I have given two normalized wave functions $|\psi\rangle$ and $|\eta\rangle$ (including the eigenfunctions of the operator $A$) and a hermitian operator $A$ with non-degenerate eigenfunctions and eigenvalues. I have to determine whether the two wave functions are orthogonal or not without any major calculations, but how do I do that? Could I argue that because the eigenfunctions are orthogonal, the wave functions containing them are too?
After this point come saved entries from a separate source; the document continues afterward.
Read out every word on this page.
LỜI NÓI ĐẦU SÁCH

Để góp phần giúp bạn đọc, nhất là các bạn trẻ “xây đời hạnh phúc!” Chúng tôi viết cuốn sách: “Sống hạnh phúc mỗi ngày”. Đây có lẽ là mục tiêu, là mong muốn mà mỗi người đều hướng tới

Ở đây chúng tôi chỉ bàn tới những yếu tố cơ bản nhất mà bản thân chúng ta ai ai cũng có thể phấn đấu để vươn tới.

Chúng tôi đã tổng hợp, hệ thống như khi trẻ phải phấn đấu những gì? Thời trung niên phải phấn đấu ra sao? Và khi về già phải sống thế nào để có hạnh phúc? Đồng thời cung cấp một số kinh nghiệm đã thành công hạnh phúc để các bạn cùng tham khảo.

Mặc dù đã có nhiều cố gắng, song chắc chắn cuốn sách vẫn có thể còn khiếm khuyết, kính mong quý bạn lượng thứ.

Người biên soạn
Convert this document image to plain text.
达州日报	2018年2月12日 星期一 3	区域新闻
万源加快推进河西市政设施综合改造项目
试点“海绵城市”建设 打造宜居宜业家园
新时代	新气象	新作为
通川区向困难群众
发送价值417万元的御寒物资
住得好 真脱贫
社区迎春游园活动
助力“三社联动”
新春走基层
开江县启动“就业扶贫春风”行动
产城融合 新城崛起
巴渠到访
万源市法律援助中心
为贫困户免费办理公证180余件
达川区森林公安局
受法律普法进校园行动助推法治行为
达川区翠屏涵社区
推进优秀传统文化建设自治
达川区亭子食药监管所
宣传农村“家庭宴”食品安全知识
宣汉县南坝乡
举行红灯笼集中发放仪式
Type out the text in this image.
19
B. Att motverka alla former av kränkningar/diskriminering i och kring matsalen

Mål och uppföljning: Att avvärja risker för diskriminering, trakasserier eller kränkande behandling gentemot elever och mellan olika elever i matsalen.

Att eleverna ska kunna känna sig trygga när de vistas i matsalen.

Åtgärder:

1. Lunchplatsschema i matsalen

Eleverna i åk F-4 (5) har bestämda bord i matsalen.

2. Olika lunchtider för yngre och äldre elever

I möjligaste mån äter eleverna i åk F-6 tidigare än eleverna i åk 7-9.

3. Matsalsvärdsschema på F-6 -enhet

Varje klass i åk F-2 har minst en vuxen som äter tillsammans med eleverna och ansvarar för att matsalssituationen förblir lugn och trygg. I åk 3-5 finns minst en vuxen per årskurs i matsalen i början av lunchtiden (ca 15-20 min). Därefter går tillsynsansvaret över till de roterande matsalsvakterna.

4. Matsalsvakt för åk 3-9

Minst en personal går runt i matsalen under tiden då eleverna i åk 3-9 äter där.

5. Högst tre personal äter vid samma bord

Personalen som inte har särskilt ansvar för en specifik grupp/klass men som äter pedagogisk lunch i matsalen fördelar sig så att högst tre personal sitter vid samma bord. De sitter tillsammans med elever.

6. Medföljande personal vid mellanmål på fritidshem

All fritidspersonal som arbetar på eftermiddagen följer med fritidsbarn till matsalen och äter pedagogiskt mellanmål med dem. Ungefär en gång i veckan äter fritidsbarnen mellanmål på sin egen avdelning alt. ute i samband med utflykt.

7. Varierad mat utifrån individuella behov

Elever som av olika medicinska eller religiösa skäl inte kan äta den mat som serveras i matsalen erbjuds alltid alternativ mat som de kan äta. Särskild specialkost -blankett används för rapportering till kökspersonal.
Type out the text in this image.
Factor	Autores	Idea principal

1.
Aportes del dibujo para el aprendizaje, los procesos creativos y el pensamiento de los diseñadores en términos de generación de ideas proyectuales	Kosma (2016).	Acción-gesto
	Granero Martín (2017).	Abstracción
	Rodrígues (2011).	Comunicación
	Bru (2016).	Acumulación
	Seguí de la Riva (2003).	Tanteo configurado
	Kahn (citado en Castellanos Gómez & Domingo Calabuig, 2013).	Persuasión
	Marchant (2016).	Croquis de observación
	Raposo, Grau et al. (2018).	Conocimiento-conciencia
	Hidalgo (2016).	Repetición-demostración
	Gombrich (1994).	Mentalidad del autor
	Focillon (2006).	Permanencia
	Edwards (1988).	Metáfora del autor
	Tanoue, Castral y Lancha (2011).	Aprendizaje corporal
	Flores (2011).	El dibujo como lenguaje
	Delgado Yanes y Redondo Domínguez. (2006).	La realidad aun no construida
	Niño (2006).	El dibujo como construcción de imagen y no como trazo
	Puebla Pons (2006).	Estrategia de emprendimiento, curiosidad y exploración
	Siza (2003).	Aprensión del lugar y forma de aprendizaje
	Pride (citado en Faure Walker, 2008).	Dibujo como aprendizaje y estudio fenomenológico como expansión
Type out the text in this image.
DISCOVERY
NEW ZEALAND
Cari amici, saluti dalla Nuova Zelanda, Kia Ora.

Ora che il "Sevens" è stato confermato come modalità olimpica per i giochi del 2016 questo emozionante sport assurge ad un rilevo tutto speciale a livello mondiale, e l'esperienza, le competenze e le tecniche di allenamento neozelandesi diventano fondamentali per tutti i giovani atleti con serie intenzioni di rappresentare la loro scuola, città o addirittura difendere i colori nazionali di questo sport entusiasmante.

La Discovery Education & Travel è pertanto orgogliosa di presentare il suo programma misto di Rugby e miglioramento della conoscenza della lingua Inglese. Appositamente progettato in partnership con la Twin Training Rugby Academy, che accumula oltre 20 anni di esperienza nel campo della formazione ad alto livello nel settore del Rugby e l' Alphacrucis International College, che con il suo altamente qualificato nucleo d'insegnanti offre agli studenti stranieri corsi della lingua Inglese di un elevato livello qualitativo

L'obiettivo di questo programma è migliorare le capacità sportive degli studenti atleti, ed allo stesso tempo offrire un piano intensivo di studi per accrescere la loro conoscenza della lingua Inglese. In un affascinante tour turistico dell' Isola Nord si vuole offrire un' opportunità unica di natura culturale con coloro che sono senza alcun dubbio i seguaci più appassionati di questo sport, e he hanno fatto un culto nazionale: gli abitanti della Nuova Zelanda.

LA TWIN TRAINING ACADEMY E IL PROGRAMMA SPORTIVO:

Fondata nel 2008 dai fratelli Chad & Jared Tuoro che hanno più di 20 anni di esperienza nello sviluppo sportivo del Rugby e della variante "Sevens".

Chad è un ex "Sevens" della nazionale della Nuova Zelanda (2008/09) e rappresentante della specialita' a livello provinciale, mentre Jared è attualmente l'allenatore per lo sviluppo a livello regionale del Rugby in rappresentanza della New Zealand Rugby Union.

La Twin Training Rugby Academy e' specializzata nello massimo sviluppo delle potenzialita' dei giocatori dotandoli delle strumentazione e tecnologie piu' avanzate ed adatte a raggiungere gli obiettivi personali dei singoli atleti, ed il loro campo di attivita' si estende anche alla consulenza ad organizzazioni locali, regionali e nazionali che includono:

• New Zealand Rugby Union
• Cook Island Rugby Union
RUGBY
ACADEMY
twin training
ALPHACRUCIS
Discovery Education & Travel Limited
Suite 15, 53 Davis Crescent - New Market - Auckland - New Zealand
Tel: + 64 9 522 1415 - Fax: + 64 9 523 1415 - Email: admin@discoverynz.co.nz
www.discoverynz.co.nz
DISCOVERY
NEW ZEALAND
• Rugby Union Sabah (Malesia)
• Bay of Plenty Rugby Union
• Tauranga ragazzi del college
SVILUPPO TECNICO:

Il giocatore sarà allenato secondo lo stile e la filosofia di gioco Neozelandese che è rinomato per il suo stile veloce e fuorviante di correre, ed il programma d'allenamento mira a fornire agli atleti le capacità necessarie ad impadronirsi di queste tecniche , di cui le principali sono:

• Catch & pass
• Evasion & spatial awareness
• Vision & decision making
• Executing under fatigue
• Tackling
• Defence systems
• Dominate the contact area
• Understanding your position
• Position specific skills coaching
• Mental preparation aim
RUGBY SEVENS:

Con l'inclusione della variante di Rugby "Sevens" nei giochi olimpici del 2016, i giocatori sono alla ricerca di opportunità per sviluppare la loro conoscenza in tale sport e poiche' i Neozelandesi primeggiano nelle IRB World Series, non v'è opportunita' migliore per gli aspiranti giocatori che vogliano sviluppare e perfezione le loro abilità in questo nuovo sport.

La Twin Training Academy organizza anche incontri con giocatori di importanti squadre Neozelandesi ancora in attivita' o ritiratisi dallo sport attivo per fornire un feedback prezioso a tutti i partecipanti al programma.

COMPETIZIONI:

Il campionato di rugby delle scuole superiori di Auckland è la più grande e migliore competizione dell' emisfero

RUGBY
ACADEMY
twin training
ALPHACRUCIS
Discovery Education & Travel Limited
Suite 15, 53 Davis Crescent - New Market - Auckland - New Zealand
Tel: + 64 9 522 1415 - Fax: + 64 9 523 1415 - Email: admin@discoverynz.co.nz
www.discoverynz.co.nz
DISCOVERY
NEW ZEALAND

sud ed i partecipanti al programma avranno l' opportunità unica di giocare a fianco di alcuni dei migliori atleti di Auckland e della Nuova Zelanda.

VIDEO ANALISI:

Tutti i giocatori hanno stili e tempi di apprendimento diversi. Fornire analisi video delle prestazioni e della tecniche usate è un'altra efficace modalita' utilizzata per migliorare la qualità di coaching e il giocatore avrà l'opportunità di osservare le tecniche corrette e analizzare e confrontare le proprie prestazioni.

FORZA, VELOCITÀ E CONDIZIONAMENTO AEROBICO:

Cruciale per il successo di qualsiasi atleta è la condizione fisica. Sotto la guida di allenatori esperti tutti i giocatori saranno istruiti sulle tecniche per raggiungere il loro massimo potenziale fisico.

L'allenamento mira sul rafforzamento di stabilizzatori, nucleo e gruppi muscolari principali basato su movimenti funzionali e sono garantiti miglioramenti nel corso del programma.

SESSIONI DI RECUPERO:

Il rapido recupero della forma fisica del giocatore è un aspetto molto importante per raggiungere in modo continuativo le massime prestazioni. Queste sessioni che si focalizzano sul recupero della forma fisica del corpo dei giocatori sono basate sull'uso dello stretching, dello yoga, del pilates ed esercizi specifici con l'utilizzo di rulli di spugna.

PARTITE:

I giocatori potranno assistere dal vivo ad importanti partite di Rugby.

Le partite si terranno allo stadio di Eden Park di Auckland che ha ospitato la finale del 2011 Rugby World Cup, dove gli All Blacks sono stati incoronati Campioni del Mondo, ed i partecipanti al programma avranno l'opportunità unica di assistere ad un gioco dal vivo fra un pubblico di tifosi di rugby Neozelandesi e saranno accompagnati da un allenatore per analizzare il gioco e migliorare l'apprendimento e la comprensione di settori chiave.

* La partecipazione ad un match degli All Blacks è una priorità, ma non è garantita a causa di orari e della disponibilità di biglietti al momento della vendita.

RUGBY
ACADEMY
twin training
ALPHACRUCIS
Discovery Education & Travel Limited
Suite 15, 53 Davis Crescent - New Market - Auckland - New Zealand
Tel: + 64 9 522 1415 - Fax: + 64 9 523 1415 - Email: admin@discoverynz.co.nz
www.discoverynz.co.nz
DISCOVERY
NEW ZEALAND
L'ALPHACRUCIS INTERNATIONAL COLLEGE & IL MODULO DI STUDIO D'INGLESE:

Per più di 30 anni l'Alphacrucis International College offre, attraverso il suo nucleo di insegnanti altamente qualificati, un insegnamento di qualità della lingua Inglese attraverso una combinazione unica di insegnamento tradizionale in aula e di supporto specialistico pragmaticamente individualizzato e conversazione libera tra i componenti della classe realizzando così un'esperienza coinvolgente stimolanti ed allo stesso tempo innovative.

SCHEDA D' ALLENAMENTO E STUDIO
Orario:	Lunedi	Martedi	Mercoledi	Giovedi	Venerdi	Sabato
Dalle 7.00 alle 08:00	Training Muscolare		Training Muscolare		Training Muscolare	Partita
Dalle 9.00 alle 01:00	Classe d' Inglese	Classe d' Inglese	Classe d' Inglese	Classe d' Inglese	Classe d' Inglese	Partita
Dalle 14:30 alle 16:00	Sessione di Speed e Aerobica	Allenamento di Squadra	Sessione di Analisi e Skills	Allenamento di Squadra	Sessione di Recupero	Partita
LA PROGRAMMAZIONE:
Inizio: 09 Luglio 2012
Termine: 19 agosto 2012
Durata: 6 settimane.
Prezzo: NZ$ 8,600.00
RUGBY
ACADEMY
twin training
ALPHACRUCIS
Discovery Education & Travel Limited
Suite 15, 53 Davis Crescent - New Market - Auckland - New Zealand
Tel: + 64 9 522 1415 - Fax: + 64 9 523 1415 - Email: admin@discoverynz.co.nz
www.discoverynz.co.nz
I know that the integral of the two functions need to be $0$ to be orthogonal.

Answer 1

Given $|\eta\rangle = a|\phi_{1}\rangle + b|\phi_{2}\rangle$ and $|\psi\rangle = c|\phi_{1}\rangle + d|\phi_{2}\rangle$ we work out the inner product:

$$\langle \eta | \psi \rangle = (a^{\star}\langle\phi_{1}| + b^{\star}\langle\phi_{2}|)(c|\phi_{1}\rangle + d|\phi_{2}\rangle)$$

You will use the fact that the eigenvalues of a self adjoint operator are orthogonal and can be chosen to be orthonormal: expand the inner product (using linearity) and apply $\langle \phi_{i} | \phi_{j} \rangle = \delta_{ij}$ so that cross terms will vanish and "non-crossed" terms will combine to cancel.

Does that help?

If your comment is correct and the states $|\psi\rangle $ and $|\eta\rangle$ are constructed from disjoint members of the set of eigenfunctions then orthogonality follows trivially.

Answer 2

You're on the right track. Inserting an identity $\int dx|x\rangle\langle x|$ in the middle of $\langle\psi|\eta\rangle=0$ gives$$0=\int dx\langle\psi|x\rangle\langle x|\eta\rangle=\int dx\psi^\ast(x)\eta(x).$$This integral is the usual inner product on wavefunctions.